Volcano Type: Caldera
Volcano Status: Pleistocene-Fumarolic
Last Known Eruption: Pleistocene
Summit Elevation: 3390 m 11,122 feet
Latitude: 37.70°N 37°42’0″N
Longitude: 118.87°W 118°52’0″W
Long Valley caldera, located at the boundary between the Sierra Nevada and the Basin and Range Province, is one of the largest Quaternary rhyolitic volcanic centers in North America. The caldera is elliptical in shape and 10 by 20 miles (15 by 30 km) in size. The elevation of the floor of the caldera is 6,500 feet (2,000 m) in the east and 8,500 feet (2600 m) in the west. The elevation of the walls of the caldera reach elevations of 9,800-11,500 feet (3000-3500 m) except in the east where the wall rises only 500 feet (150 m) to an elevation of 7,550 feet (2,300 m).

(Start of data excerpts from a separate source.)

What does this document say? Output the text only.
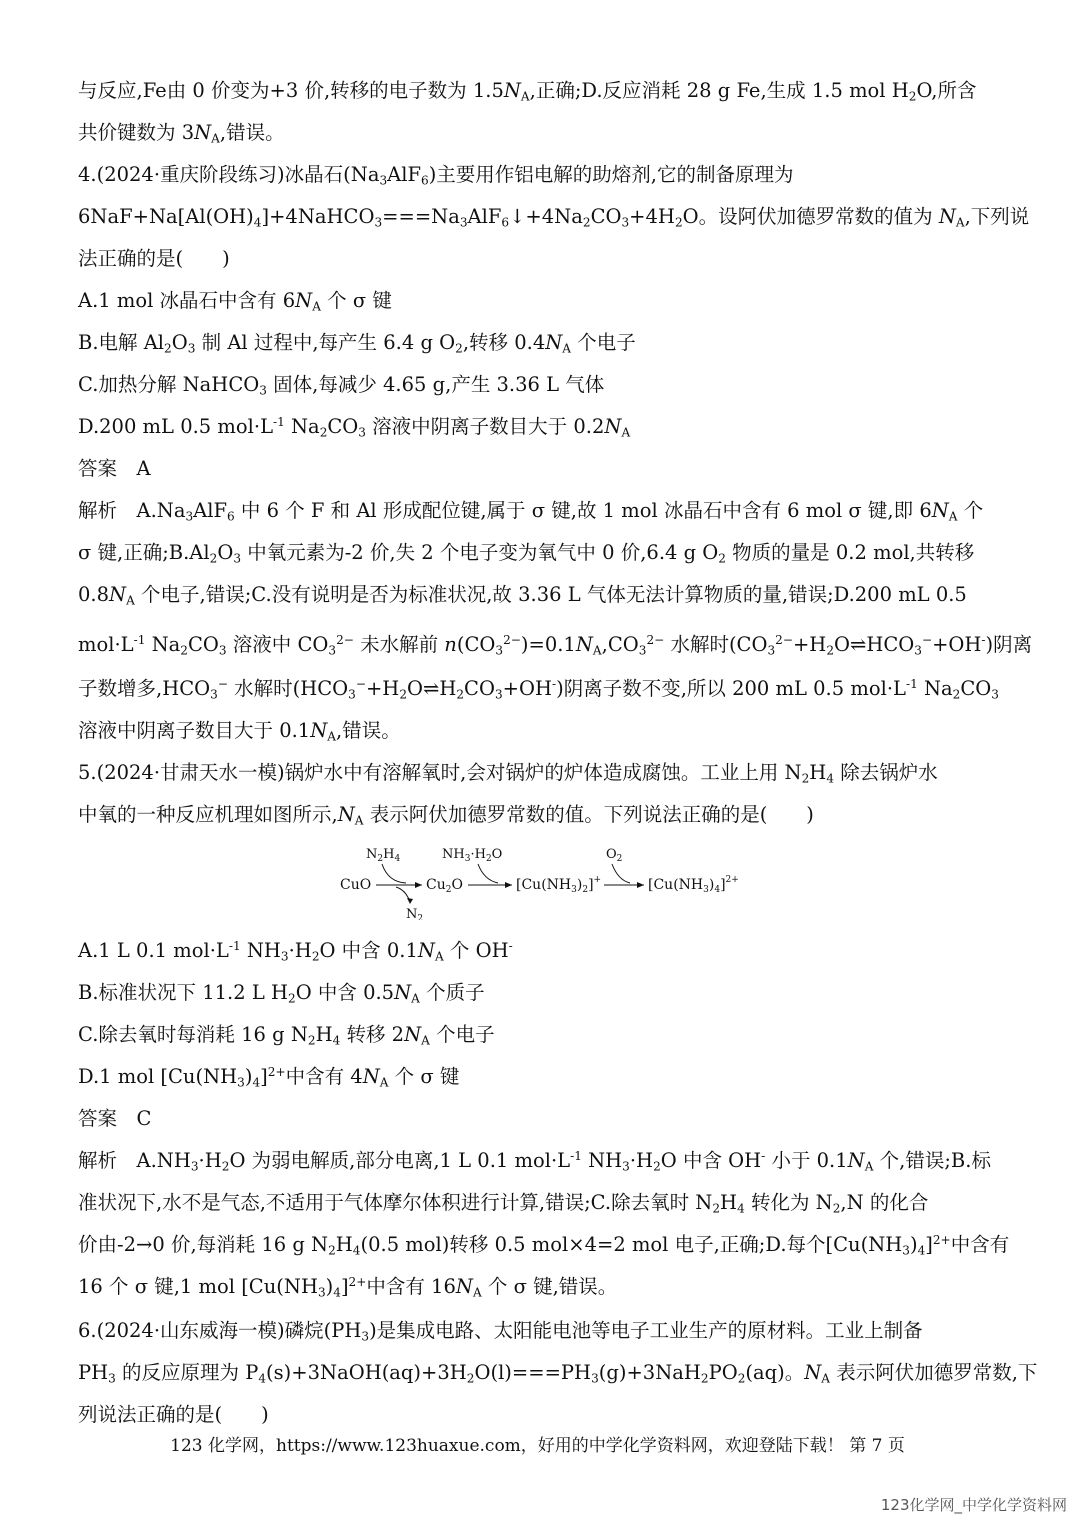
与反应,Fe由 0 价变为+3 价,转移的电子数为 $1.5N_A$,正确;D.反应消耗 28 g Fe,生成 1.5 mol $H_2O$,所含
共价键数为 $3N_A$,错误。
4.(2024·重庆阶段练习)冰晶石$(Na_3AlF_6)$主要用作铝电解的助熔剂,它的制备原理为
$6NaF+Na[Al(OH)_4]+4NaHCO_3===Na_3AlF_6↓+4Na_2CO_3+4H_2O$。设阿伏加德罗常数的值为 $N_A$,下列说
法正确的是(　　)
A.1 mol 冰晶石中含有 $6N_A$ 个 σ 键
B.电解 $Al_2O_3$ 制 Al 过程中,每产生 6.4 g $O_2$,转移 $0.4N_A$ 个电子
C.加热分解 NaHCO$_3$ 固体,每减少 4.65 g,产生 3.36 L 气体
D.200 mL 0.5 $mol\cdot L^{-1}$ $Na_2CO_3$ 溶液中阴离子数目大于 $0.2N_A$
答案　A
解析　$A.Na_3AlF_6$ 中 6 个 F 和 Al 形成配位键,属于 σ 键,故 1 mol 冰晶石中含有 6 mol σ 键,即 $6N_A$ 个
σ 键,正确$;B.Al_2O_3$ 中氧元素为-2 价,失 2 个电子变为氧气中 0 价,6.4 g $O_2$ 物质的量是 0.2 mol,共转移
$0.8N_A$ 个电子,错误;C.没有说明是否为标准状况,故 3.36 L 气体无法计算物质的量,错误;D.200 mL 0.5
$mol\cdot L^{-1}$ $Na_2CO_3$ 溶液中 $CO_3^{2-}$ 未水解前 $n(CO_3^{2-})=0.1N_A,CO_3^{2-}$ 水解时$(CO_3^{2-}+H_2O\rightleftharpoons HCO_3^-+OH^-)$阴离
子数增多$,HCO_3^-$ 水解时$(HCO_3^-+H_2O\rightleftharpoons H_2CO_3+OH^-)$阴离子数不变,所以 200 mL 0.5 $mol\cdot L^{-1}$ $Na_2CO_3$
溶液中阴离子数目大于 $0.1N_A$,错误。
5.(2024·甘肃天水一模)锅炉水中有溶解氧时,会对锅炉的炉体造成腐蚀。工业上用 $N_2H_4$ 除去锅炉水
中氧的一种反应机理如图所示$,N_A$ 表示阿伏加德罗常数的值。下列说法正确的是(　　)
A.1 L 0.1 $mol\cdot L^{-1}$ $NH_3\cdot H_2O$ 中含 $0.1N_A$ 个 OH-
B.标准状况下 11.2 L $H_2O$ 中含 $0.5N_A$ 个质子
C.除去氧时每消耗 16 g $N_2H_4$ 转移 $2N_A$ 个电子
D.1 mol $[Cu(NH_3)_4]^{2+}$中含有 $4N_A$ 个 σ 键
答案　C
解析　$A.NH_3\cdot H_2O$ 为弱电解质,部分电离,1 L 0.1 $mol\cdot L^{-1}$ $NH_3\cdot H_2O$ 中含 OH- 小于 $0.1N_A$ 个,错误;B.标
准状况下,水不是气态,不适用于气体摩尔体积进行计算,错误;C.除去氧时 $N_2H_4$ 转化为 $N_2,N$ 的化合
价由-2→0 价,每消耗 16 g $N_2H_4(0.5$ mol)转移 0.5 mol×4=2 mol 电子,正确;D.每个$[Cu(NH_3)_4]^{2+}$中含有
16 个 σ 键,1 mol $[Cu(NH_3)_4]^{2+}$中含有 $16N_A$ 个 σ 键,错误。
6.(2024·山东威海一模)磷烷$(PH_3)$是集成电路、太阳能电池等电子工业生产的原材料。工业上制备
$PH_3$ 的反应原理为 $P_4(s)+3NaOH(aq)+3H_2O(l)===PH_3(g)+3NaH_2PO_2(aq)$。$N_A$ 表示阿伏加德罗常数,下
列说法正确的是(　　)
CuO
$N_2H_4$
$N_2$
$Cu_2O$
$NH_3\cdot H_2O$
$[Cu(NH_3)_2]^+$
$O_2$
$[Cu(NH_3)_4]^{2+}$
123 化学网，https://www.123huaxue.com，好用的中学化学资料网，欢迎登陆下载！ 第 7 页
123化学网_中学化学资料网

The large 17 x 32 km Long Valley caldera east of the central Sierra Nevada Range formed as a result of the voluminous Bishop Tuff eruption about 760,000 years ago. Resurgent doming in the central part of the caldera occurred shortly afterwards, followed by rhyolitic eruptions from the caldera moat and the eruption of rhyodacite from outer ring fracture vents, ending about 50,000 years ago. During early resurgent doming the caldera was filled with a large lake that left strandlines on the caldera walls and the resurgent dome island; the lake eventually drained through the Owens River Gorge. The caldera remains thermally active, with many hot springs and fumaroles, and has had significant deformation, seismicity, and other unrest in recent years. The late-Pleistocene to Holocene Inyo Craters cut the NW topographic rim of the caldera, and along with Mammoth Mountain on the SW topographic rim, are west of the structural caldera and are chemically and tectonically distinct from the Long Valley magmatic system.
Originally posted 2010-08-16 08:24:40.